The standard error looks like the following:
\[ SE = \sqrt{\frac{\hat{p}_{died, F} (1 - \hat{p}_{died, F})}{n_{F}} + \frac{\hat{p}_{died, M} (1 - \hat{p}_{died, M})}{n_M}} \]
Plugging in the numbers from the exploratory data analysis output:
\[ SE = \sqrt{\frac{0.222 (1 - 0.222)}{126} + \frac{0.367 (1 - 0.367)}{79}} \]
In R,
## [1] 0.06566131
Now our z-score formula is
\[ z = \frac{(\hat{p}_{died, F} - \hat{p}_{died, M}) - (p_{died, F} - p_{died, M})}{SE} \]
The first term in the numerator \((\hat{p}_{died, F} - \hat{p}_{died, M})\) is our test statistic, -0.145. The second term in the numerator \((p_{died, F} - p_{died, M})\) is zero according to the null hypothesis. Plugging all that in, along with the value of SE, gives
\[ z = \frac{-0.145 - 0}{0.066} \approx -2.2 \]
Other than a little rounding error (since we rounded everything in sight to three decimal places instead of keeping more precision), this is what the infer
output also reported.
16.9.2 Report the test statistic in context (when possible).
In our sample, there is a -14.4866385% difference between the rate at which women and men in Denmark die from malignant melanoma (meaning that males died at a higher rate).
The test statistic has a z score of -2.2530721. The difference in proportions between the rate at which women and men in Denmark die from malignant melanoma lies a bit more than 2 standard errors to the left of the null value.
Commentary: Note the phrase “meaning that males died at a higher rate”. If you are looking at a difference, you must indicate the direction of the difference. Without that, we would know that there was a difference, but we would have no idea whether women or men die more from malignant melanoma. Once we know that we are subtracting female minus male, then given the values are negative, we can infer that males die from malignant melanoma more often than females in these samples.
16.9.3 Plot the null distribution.
status_sex_test <- Melanoma %>%
specify(status_fct ~ sex_fct, success = "died from melanoma") %>%
hypothesize(null = "independence") %>%
assume(distribution = "z")
status_sex_test
## A Z distribution.
Commentary: Remember that this is a two-sided test.The red line above is the location of the test statistic, but both tails are shaded and count toward the P-value.
16.9.4 Calculate the P-value.
status_sex_test_p <- status_sex_test %>%
get_p_value(obs_stat = obs_diff_z, direction = "two-sided")
status_sex_test_p
## # A tibble: 1 × 1
## p_value
## <dbl>
## 1 0.0243
16.9.5 Interpret the P-value as a probability given the null.
The P-value is 0.0242546. If there were truly no difference between the rate at which women and men in Denmark die from malignant melanoma, there is only a 2.4254604% chance of seeing a difference in our data at least as extreme as what we saw.
16.10 Conclusion
16.10.2 State (but do not overstate) a contextually meaningful conclusion.
We have sufficient evidence to suggest that there is a difference between the rate at which women and men in Denmark die from malignant melanoma.
16.10.3 Express reservations or uncertainty about the generalizability of the conclusion.
We echo the same concerns we had back in Chapter 11 when we first saw this data. We have no idea how these patients were sampled. Are these all the patients in Denmark with malignant melanoma over a certain period of time? Were they part of a convenience sample? As a result of our uncertainly about the sampling process, we can’t be sure if the results generalize to a larger population, either in Denmark or especially outside of Denmark.
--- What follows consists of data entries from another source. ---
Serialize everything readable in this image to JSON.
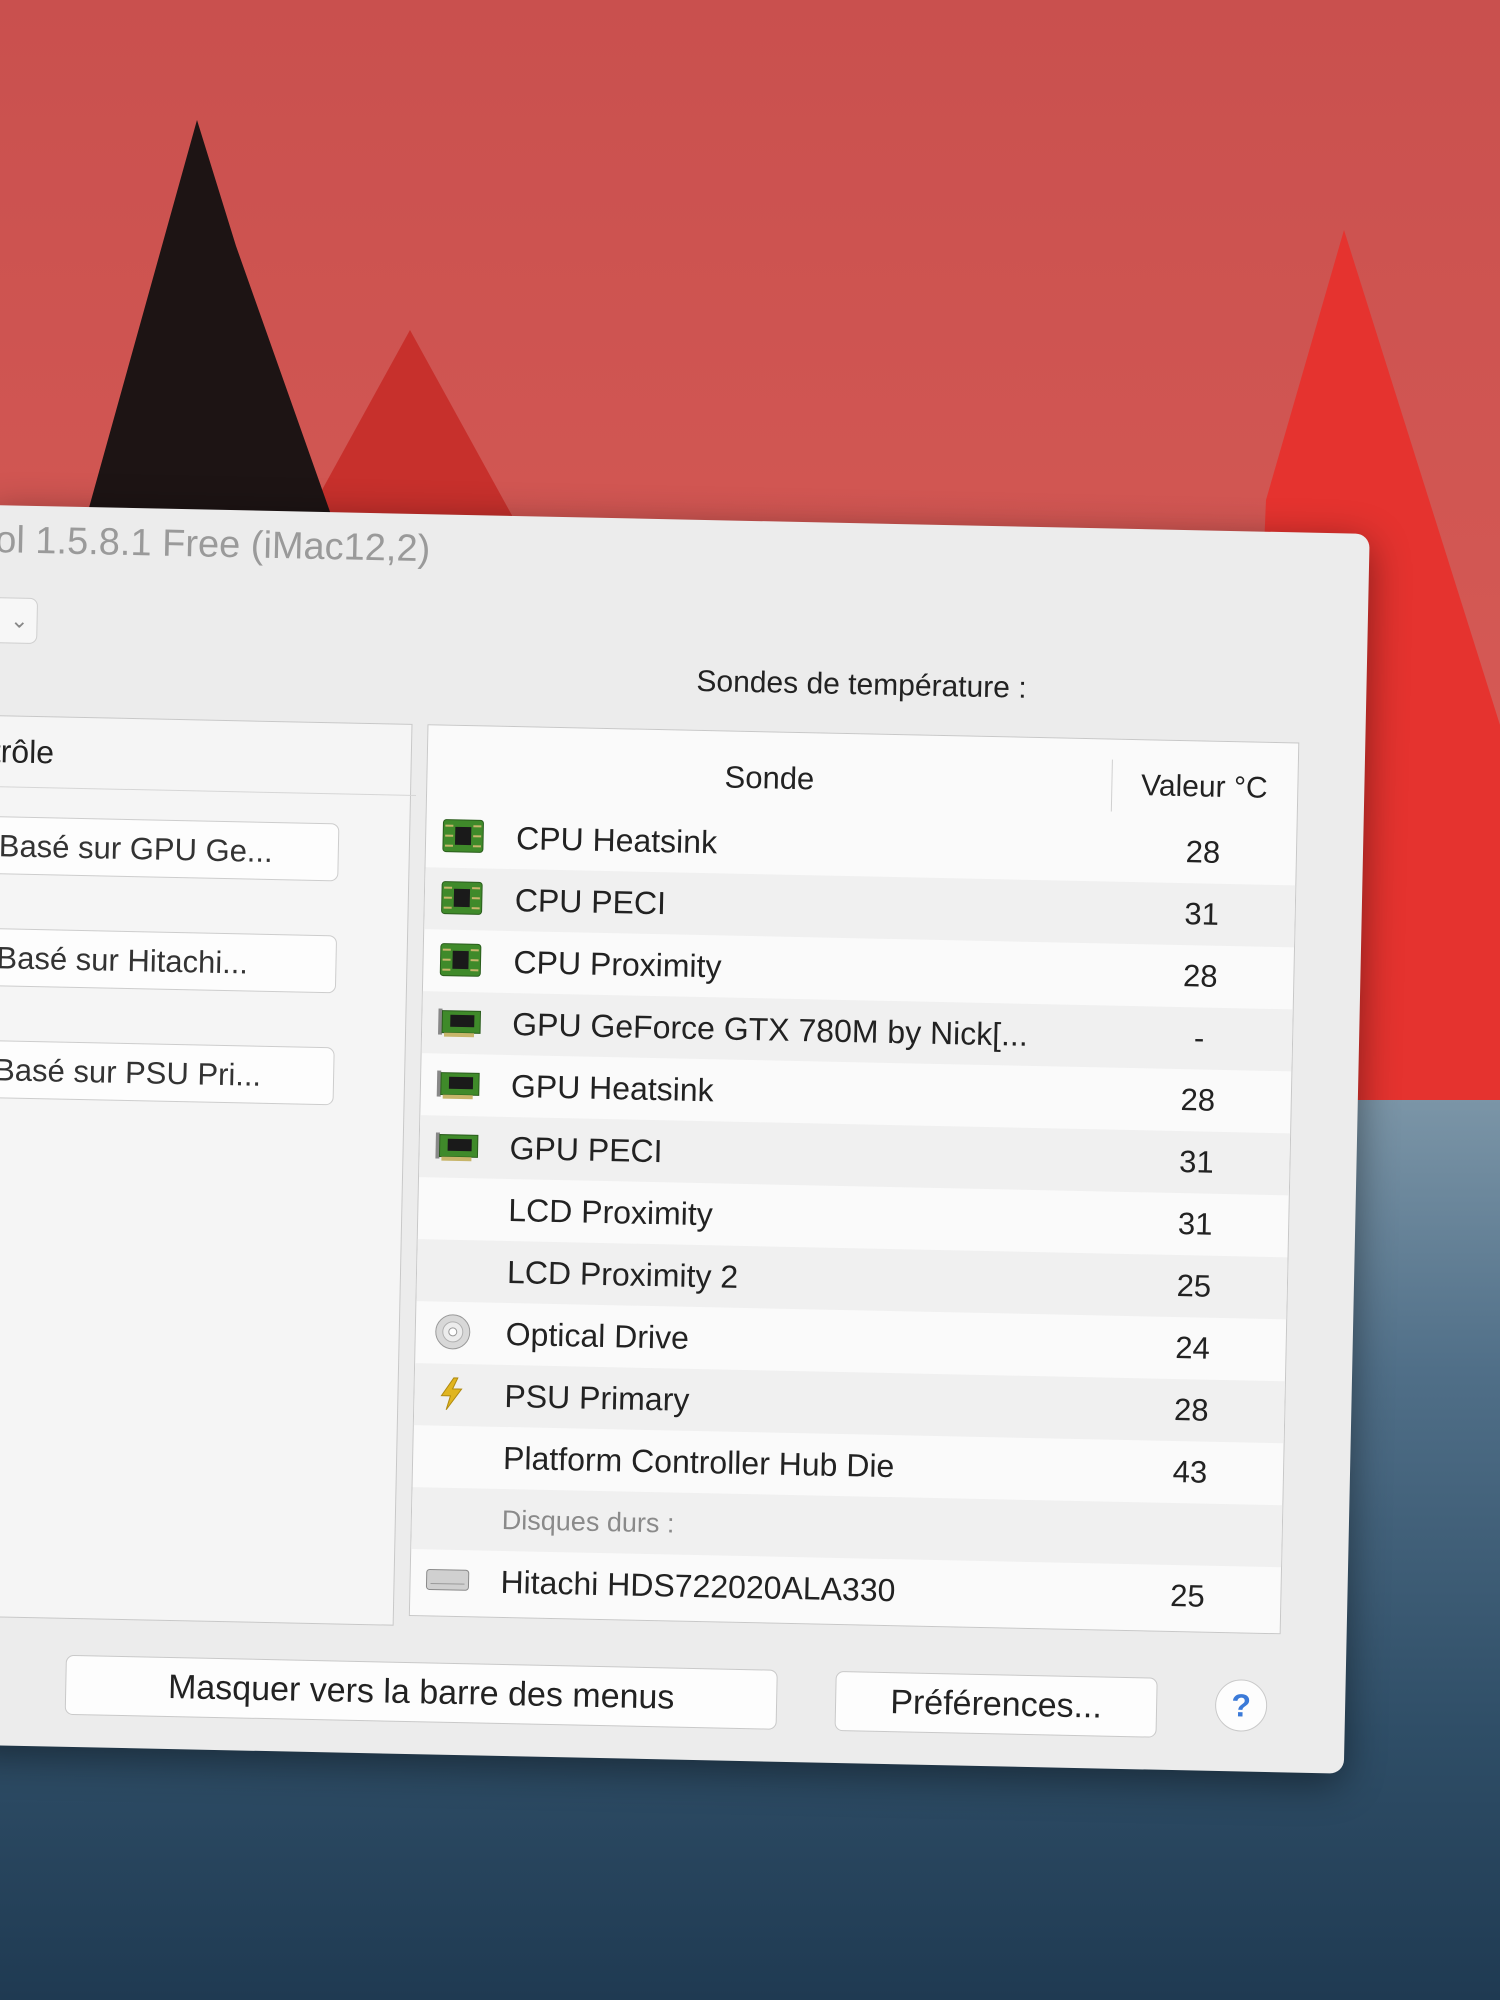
{
  "window": {
    "title": "ol 1.5.8.1 Free (iMac12,2)",
    "dropdown_glyph": "⌄"
  },
  "left_panel": {
    "header": "trôle",
    "buttons": [
      "Basé sur GPU Ge...",
      "Basé sur Hitachi...",
      "Basé sur PSU Pri..."
    ]
  },
  "sensors": {
    "section_label": "Sondes de température :",
    "columns": {
      "sonde": "Sonde",
      "valeur": "Valeur °C"
    },
    "rows": [
      {
        "icon": "cpu-chip-icon",
        "name": "CPU Heatsink",
        "value": "28"
      },
      {
        "icon": "cpu-chip-icon",
        "name": "CPU PECI",
        "value": "31"
      },
      {
        "icon": "cpu-chip-icon",
        "name": "CPU Proximity",
        "value": "28"
      },
      {
        "icon": "gpu-card-icon",
        "name": "GPU GeForce GTX 780M by Nick[...",
        "value": "-"
      },
      {
        "icon": "gpu-card-icon",
        "name": "GPU Heatsink",
        "value": "28"
      },
      {
        "icon": "gpu-card-icon",
        "name": "GPU PECI",
        "value": "31"
      },
      {
        "icon": "",
        "name": "LCD Proximity",
        "value": "31"
      },
      {
        "icon": "",
        "name": "LCD Proximity 2",
        "value": "25"
      },
      {
        "icon": "optical-disc-icon",
        "name": "Optical Drive",
        "value": "24"
      },
      {
        "icon": "lightning-icon",
        "name": "PSU Primary",
        "value": "28"
      },
      {
        "icon": "",
        "name": "Platform Controller Hub Die",
        "value": "43"
      }
    ],
    "disks_label": "Disques durs :",
    "disks": [
      {
        "icon": "hard-drive-icon",
        "name": "Hitachi HDS722020ALA330",
        "value": "25"
      }
    ]
  },
  "footer": {
    "hide_button": "Masquer vers la barre des menus",
    "prefs_button": "Préférences...",
    "help_button": "?"
  },
  "colors": {
    "chip_green": "#3f8a2a",
    "accent_blue": "#3b7ad8",
    "bolt_yellow": "#e0b520"
  }
}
16.10.4 Identify the possibility of either a Type I or Type II error and state what making such an error means in the context of the hypotheses.
If we have made a Type I error, then there would actually be no difference between the rate at which women and men in Denmark die from malignant melanoma, but our samples showed a significant difference.
16.11 Confidence interval
16.11.1 Check the relevant conditions to ensure that model assumptions are met.
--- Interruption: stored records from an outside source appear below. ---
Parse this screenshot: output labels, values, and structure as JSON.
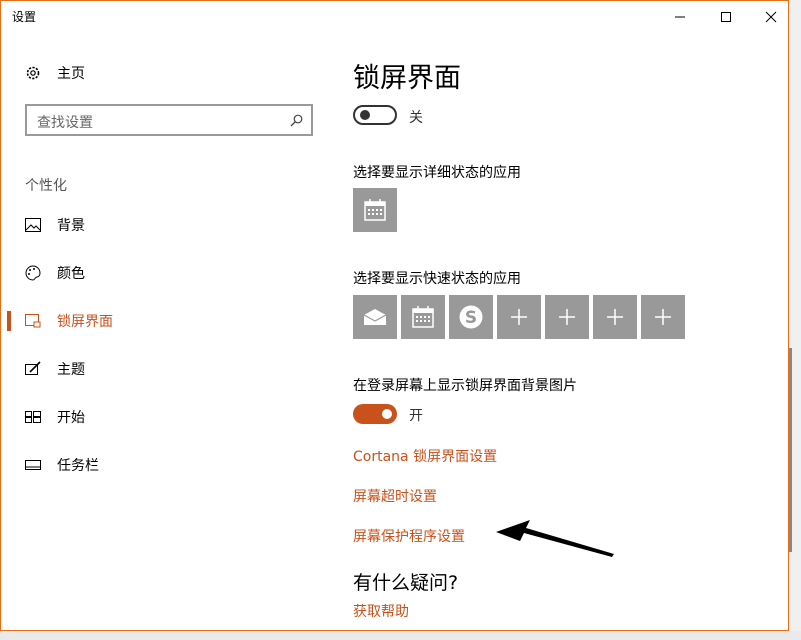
{
  "window": {
    "title": "设置"
  },
  "sidebar": {
    "home": "主页",
    "search_placeholder": "查找设置",
    "section": "个性化",
    "items": [
      {
        "label": "背景",
        "icon": "picture-icon"
      },
      {
        "label": "颜色",
        "icon": "palette-icon"
      },
      {
        "label": "锁屏界面",
        "icon": "lock-screen-icon",
        "active": true
      },
      {
        "label": "主题",
        "icon": "theme-brush-icon"
      },
      {
        "label": "开始",
        "icon": "start-tiles-icon"
      },
      {
        "label": "任务栏",
        "icon": "taskbar-icon"
      }
    ]
  },
  "main": {
    "title": "锁屏界面",
    "toggle1_state": "关",
    "detailed_heading": "选择要显示详细状态的应用",
    "quick_heading": "选择要显示快速状态的应用",
    "background_heading": "在登录屏幕上显示锁屏界面背景图片",
    "toggle2_state": "开",
    "links": [
      "Cortana 锁屏界面设置",
      "屏幕超时设置",
      "屏幕保护程序设置"
    ],
    "question": "有什么疑问?",
    "help_link": "获取帮助"
  },
  "colors": {
    "accent": "#c9511b",
    "tile": "#999999",
    "window_border": "#e66e19"
  }
}
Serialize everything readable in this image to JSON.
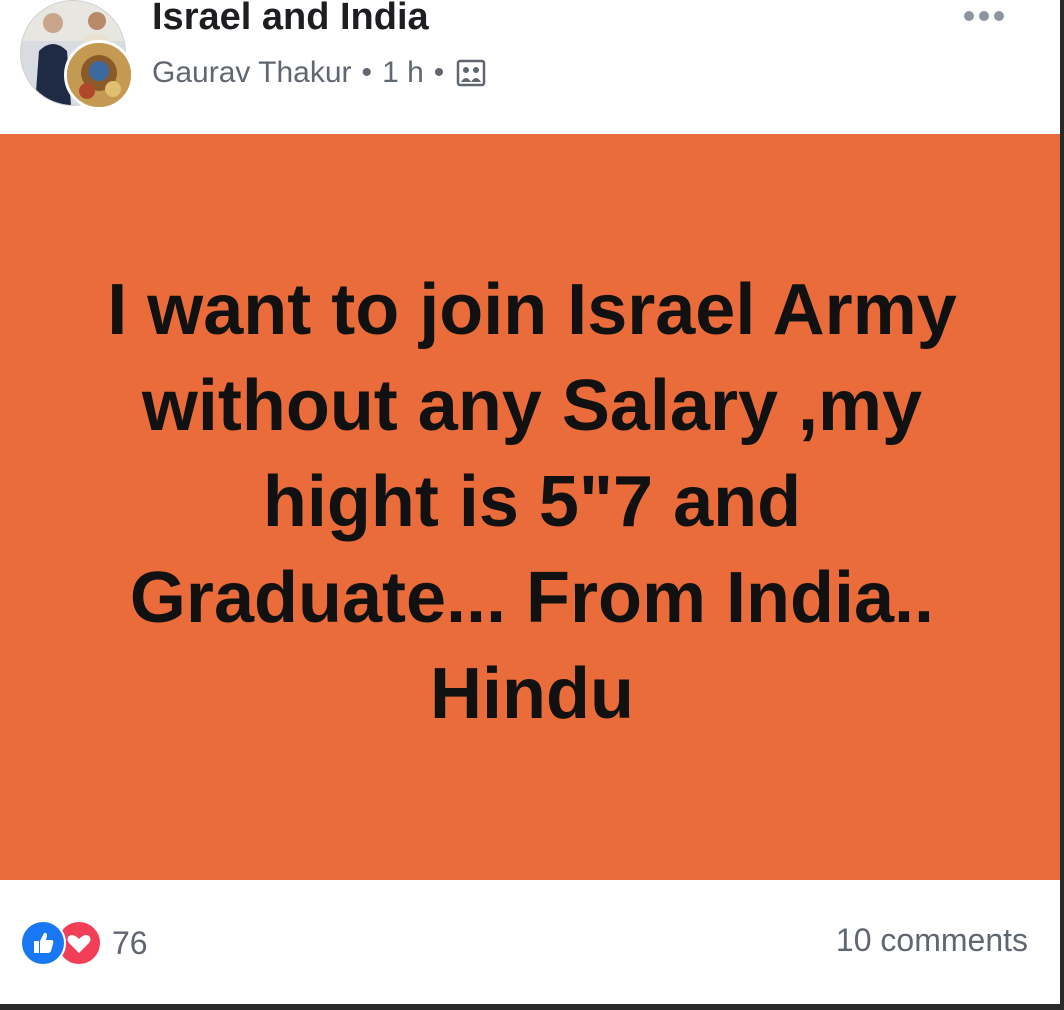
{
  "post": {
    "group_name": "Israel and India",
    "author": "Gaurav Thakur",
    "separator": "•",
    "time": "1 h",
    "privacy_icon": "group-privacy-icon",
    "more_icon": "more-options-icon",
    "background_color": "#e96c3a",
    "text_lines": [
      "I want to join Israel Army",
      "without any Salary ,my",
      "hight is 5\"7 and",
      "Graduate... From India..",
      "Hindu"
    ]
  },
  "footer": {
    "reaction_icons": [
      "like-icon",
      "love-icon"
    ],
    "reaction_count": "76",
    "comments": "10 comments"
  }
}
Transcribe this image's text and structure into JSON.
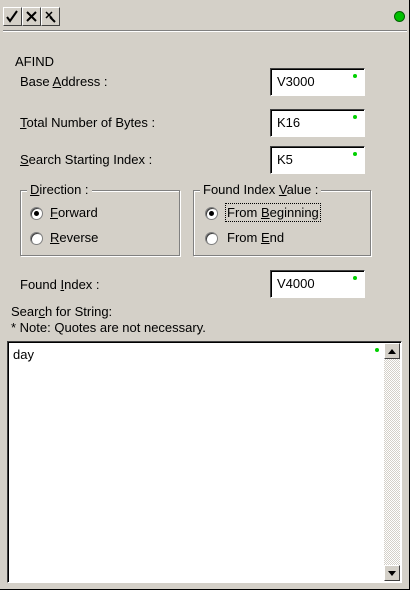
{
  "toolbar": {
    "ok_icon": "check-icon",
    "cancel_icon": "cancel-icon",
    "help_icon": "help-icon",
    "status_color": "#00c000"
  },
  "section_title": "AFIND",
  "fields": {
    "base_address": {
      "label_pre": "Base ",
      "label_key": "A",
      "label_post": "ddress :",
      "value": "V3000"
    },
    "total_bytes": {
      "label_pre": "",
      "label_key": "T",
      "label_post": "otal Number of Bytes :",
      "value": "K16"
    },
    "start_index": {
      "label_pre": "",
      "label_key": "S",
      "label_post": "earch Starting Index :",
      "value": "K5"
    },
    "found_index": {
      "label_pre": "Found ",
      "label_key": "I",
      "label_post": "ndex :",
      "value": "V4000"
    }
  },
  "direction": {
    "legend_key": "D",
    "legend_post": "irection :",
    "forward": {
      "key": "F",
      "post": "orward",
      "selected": true
    },
    "reverse": {
      "key": "R",
      "post": "everse",
      "selected": false
    }
  },
  "found_value": {
    "legend_pre": "Found Index ",
    "legend_key": "V",
    "legend_post": "alue :",
    "beginning": {
      "pre": "From ",
      "key": "B",
      "post": "eginning",
      "selected": true
    },
    "end": {
      "pre": "From ",
      "key": "E",
      "post": "nd",
      "selected": false
    }
  },
  "search_string": {
    "label_pre": "Sear",
    "label_key": "c",
    "label_post": "h for String:",
    "note": "* Note: Quotes are not necessary.",
    "value": "day"
  }
}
None of the conditions have changed, so they don’t need to be rechecked.
16.11.2 Calculate and graph the confidence interval.
status_sex_ci <- status_sex_test %>%
get_confidence_interval(point_estimate = obs_diff, level = 0.95)
status_sex_ci
## # A tibble: 1 × 2
## lower_ci upper_ci
## <dbl> <dbl>
## 1 -0.274 -0.0162
16.11.3 State (but do not overstate) a contextually meaningful interpretation.
We are 95% confident that the true difference between the rate at which women and men die from malignant melanoma is captured in the interval (-27.3579265%, -1.6153506%). (This difference is measured by calculating female minus male.)
Commentary: Note the addition of that last sentence. As we mentioned before, if you are looking at a difference, you must indicate the direction of the difference. We know that we are subtracting female minus male, So given that the values are negative, we can infer that males die from malignant melanoma more often than females—at least according to this confidence interval.
16.11.4 If running a two-sided test, explain how the confidence interval reinforces the conclusion of the hypothesis test.
The confidence interval does not contain the null value of zero. Since zero is not a plausible value for the true difference between the rate at which women and men die from malignant melanoma, it makes sense that we rejected the null hypothesis.
16.11.5 When comparing two groups, comment on the effect size and the practical significance of the result.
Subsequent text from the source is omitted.